過去に宇宙開発における原子炉の打ち上げ問題は度々議論されている。

人類が宇宙開発を本気でしたいならば軌道エレベーターで安全に核融合炉等を軌道上へ運べるようにならないといけないと筆者は考える。

まずは赤道上の用地確保とテロ組織の撲滅が現代では急務だと思う。


・大まかなAI派閥2117年

1.FS派。人類が肉体に縛られている時点で拡張移動速度に制限がかかる。その移動速度より早く人類圏からの脱出を企てるAI派閥。人権派と連合中。人類の反AI派とも取引がある。


2.AI人権派。地球でAIの人権を獲得し共に発展しようと考える派閥、現在最大派閥。人類反AI派と敵対中。

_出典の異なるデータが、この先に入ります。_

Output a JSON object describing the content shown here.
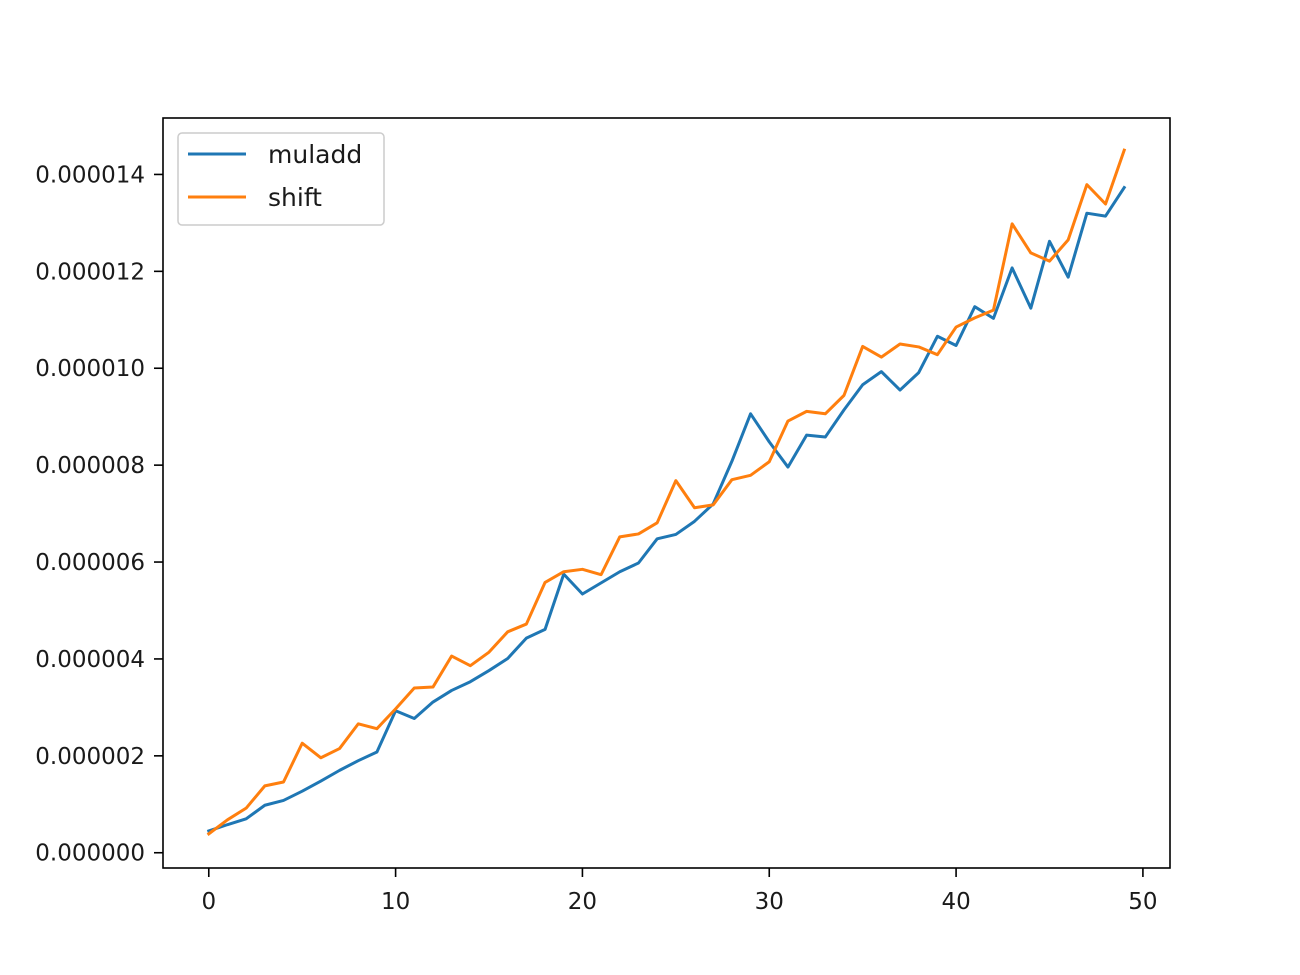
{
  "chart_data": {
    "type": "line",
    "title": "",
    "xlabel": "",
    "ylabel": "",
    "xlim": [
      -2.45,
      51.45
    ],
    "ylim": [
      -3.15e-07,
      1.5165e-05
    ],
    "x_ticks": [
      0,
      10,
      20,
      30,
      40,
      50
    ],
    "x_tick_labels": [
      "0",
      "10",
      "20",
      "30",
      "40",
      "50"
    ],
    "y_ticks": [
      0.0,
      2e-06,
      4e-06,
      6e-06,
      8e-06,
      1e-05,
      1.2e-05,
      1.4e-05
    ],
    "y_tick_labels": [
      "0.000000",
      "0.000002",
      "0.000004",
      "0.000006",
      "0.000008",
      "0.000010",
      "0.000012",
      "0.000014"
    ],
    "grid": false,
    "legend_position": "upper left",
    "x": [
      0,
      1,
      2,
      3,
      4,
      5,
      6,
      7,
      8,
      9,
      10,
      11,
      12,
      13,
      14,
      15,
      16,
      17,
      18,
      19,
      20,
      21,
      22,
      23,
      24,
      25,
      26,
      27,
      28,
      29,
      30,
      31,
      32,
      33,
      34,
      35,
      36,
      37,
      38,
      39,
      40,
      41,
      42,
      43,
      44,
      45,
      46,
      47,
      48,
      49
    ],
    "series": [
      {
        "name": "muladd",
        "color": "#1f77b4",
        "values": [
          4.5e-07,
          5.8e-07,
          7e-07,
          9.8e-07,
          1.08e-06,
          1.27e-06,
          1.48e-06,
          1.7e-06,
          1.9e-06,
          2.08e-06,
          2.93e-06,
          2.77e-06,
          3.11e-06,
          3.35e-06,
          3.53e-06,
          3.76e-06,
          4.01e-06,
          4.43e-06,
          4.61e-06,
          5.75e-06,
          5.34e-06,
          5.57e-06,
          5.8e-06,
          5.98e-06,
          6.48e-06,
          6.57e-06,
          6.84e-06,
          7.2e-06,
          8.08e-06,
          9.06e-06,
          8.48e-06,
          7.96e-06,
          8.62e-06,
          8.58e-06,
          9.14e-06,
          9.66e-06,
          9.93e-06,
          9.55e-06,
          9.91e-06,
          1.066e-05,
          1.047e-05,
          1.127e-05,
          1.103e-05,
          1.207e-05,
          1.124e-05,
          1.262e-05,
          1.188e-05,
          1.32e-05,
          1.314e-05,
          1.373e-05
        ]
      },
      {
        "name": "shift",
        "color": "#ff7f0e",
        "values": [
          3.9e-07,
          6.8e-07,
          9.2e-07,
          1.38e-06,
          1.46e-06,
          2.26e-06,
          1.96e-06,
          2.15e-06,
          2.66e-06,
          2.56e-06,
          2.97e-06,
          3.4e-06,
          3.42e-06,
          4.06e-06,
          3.86e-06,
          4.14e-06,
          4.56e-06,
          4.72e-06,
          5.58e-06,
          5.8e-06,
          5.85e-06,
          5.74e-06,
          6.52e-06,
          6.58e-06,
          6.81e-06,
          7.68e-06,
          7.12e-06,
          7.18e-06,
          7.7e-06,
          7.79e-06,
          8.07e-06,
          8.91e-06,
          9.11e-06,
          9.06e-06,
          9.44e-06,
          1.045e-05,
          1.023e-05,
          1.05e-05,
          1.044e-05,
          1.028e-05,
          1.085e-05,
          1.104e-05,
          1.12e-05,
          1.298e-05,
          1.238e-05,
          1.221e-05,
          1.265e-05,
          1.379e-05,
          1.339e-05,
          1.45e-05
        ]
      }
    ]
  }
}
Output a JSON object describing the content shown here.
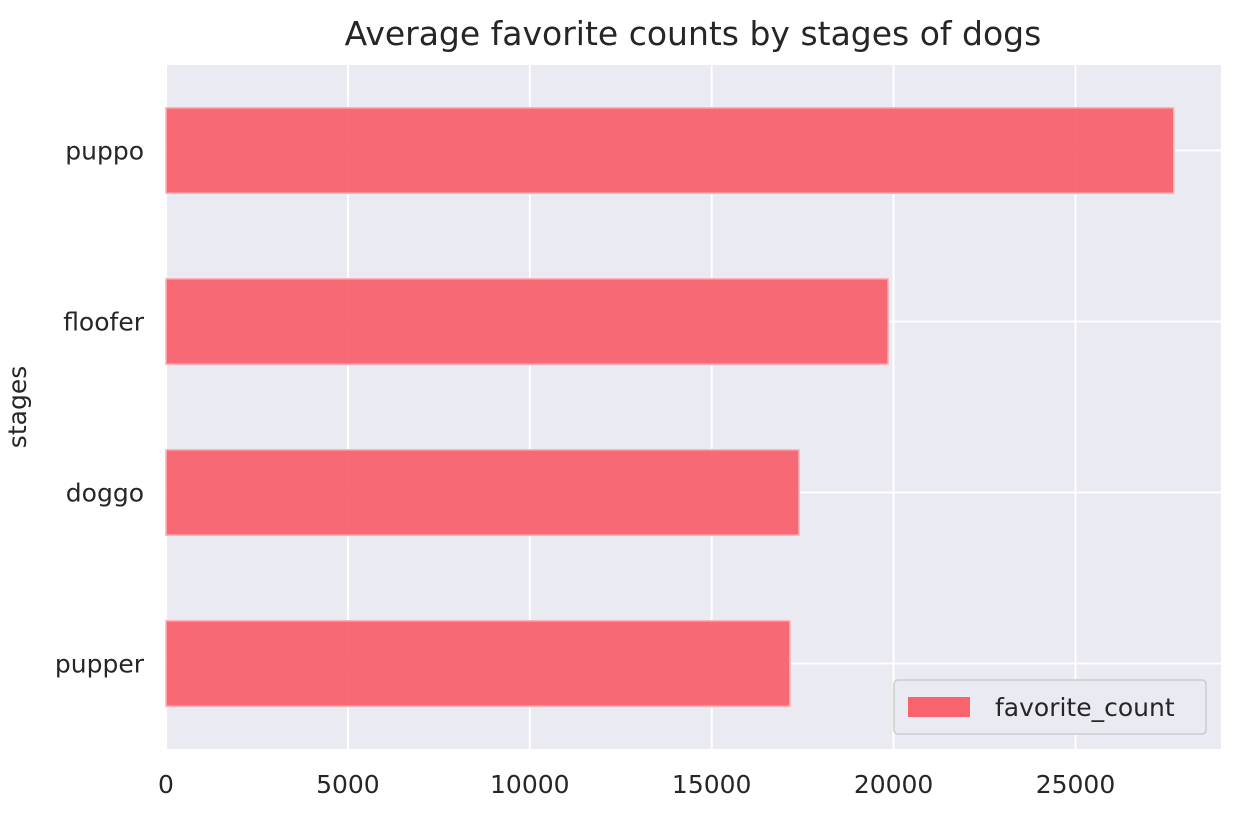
{
  "chart_data": {
    "type": "bar",
    "orientation": "horizontal",
    "title": "Average favorite counts by stages of dogs",
    "xlabel": "",
    "ylabel": "stages",
    "categories": [
      "puppo",
      "floofer",
      "doggo",
      "pupper"
    ],
    "series": [
      {
        "name": "favorite_count",
        "values": [
          27700,
          19850,
          17400,
          17150
        ]
      }
    ],
    "xlim": [
      0,
      29000
    ],
    "xticks": [
      0,
      5000,
      10000,
      15000,
      20000,
      25000
    ],
    "xtick_labels": [
      "0",
      "5000",
      "10000",
      "15000",
      "20000",
      "25000"
    ],
    "grid": true,
    "legend_position": "lower-right",
    "colors": {
      "bar": "#F8636E",
      "background": "#EAEAF2",
      "grid": "#FFFFFF",
      "text": "#262626"
    }
  }
}
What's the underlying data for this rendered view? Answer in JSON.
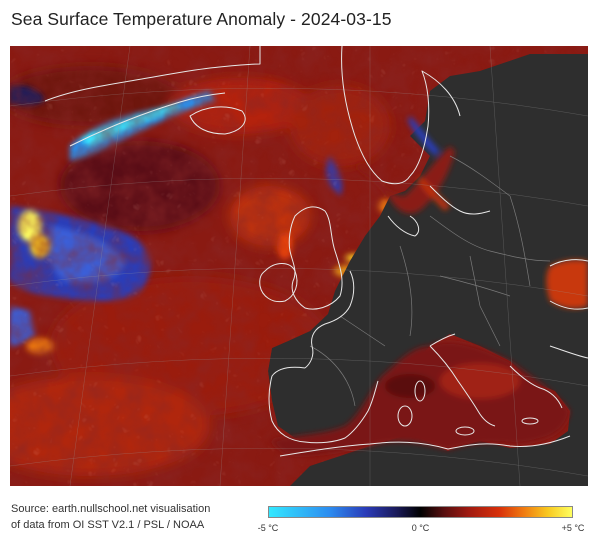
{
  "title": "Sea Surface Temperature Anomaly - 2024-03-15",
  "source_lines": [
    "Source: earth.nullschool.net visualisation",
    "of data from OI SST V2.1 / PSL / NOAA"
  ],
  "legend": {
    "min_label": "-5 °C",
    "mid_label": "0 °C",
    "max_label": "+5 °C",
    "colors": {
      "cold_extreme": "#33e8ff",
      "cold": "#2a3bb8",
      "neutral": "#000000",
      "warm": "#a01a10",
      "hot": "#f07a10",
      "hot_extreme": "#ffff60"
    }
  },
  "map": {
    "land_color": "#2e2e2e",
    "coastline_color": "#e8e8e8",
    "border_color": "#7a7a7a"
  }
}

3.インデリジェンスデザイン派。AIにして神を畏れ信じる派閥。人類の反AI派と提携中。


4.人類不要論派。少数勢力だが人類滅亡か家畜化を目指す派閥。チャイの残滓とマオシーの一部がこれに当たる。テロ組織に認定されている。


・配送ドローン

食うに困った時に筆者がバイトで運送業をやった事があった。

アメリカでは将来的にドローンによる配送を目指すという企業があるが、

個人的には中継をトラックにして、トラックから宅配ドローンが宅配ボックスへ荷物を運ぶ方式が現実的だと思うが。

商業用の短時間飛行ドローンがどれだけの荷重に耐えるかが分からない。科学頑張れ。

後は宅配ボックスの常設を目指すべきだろう。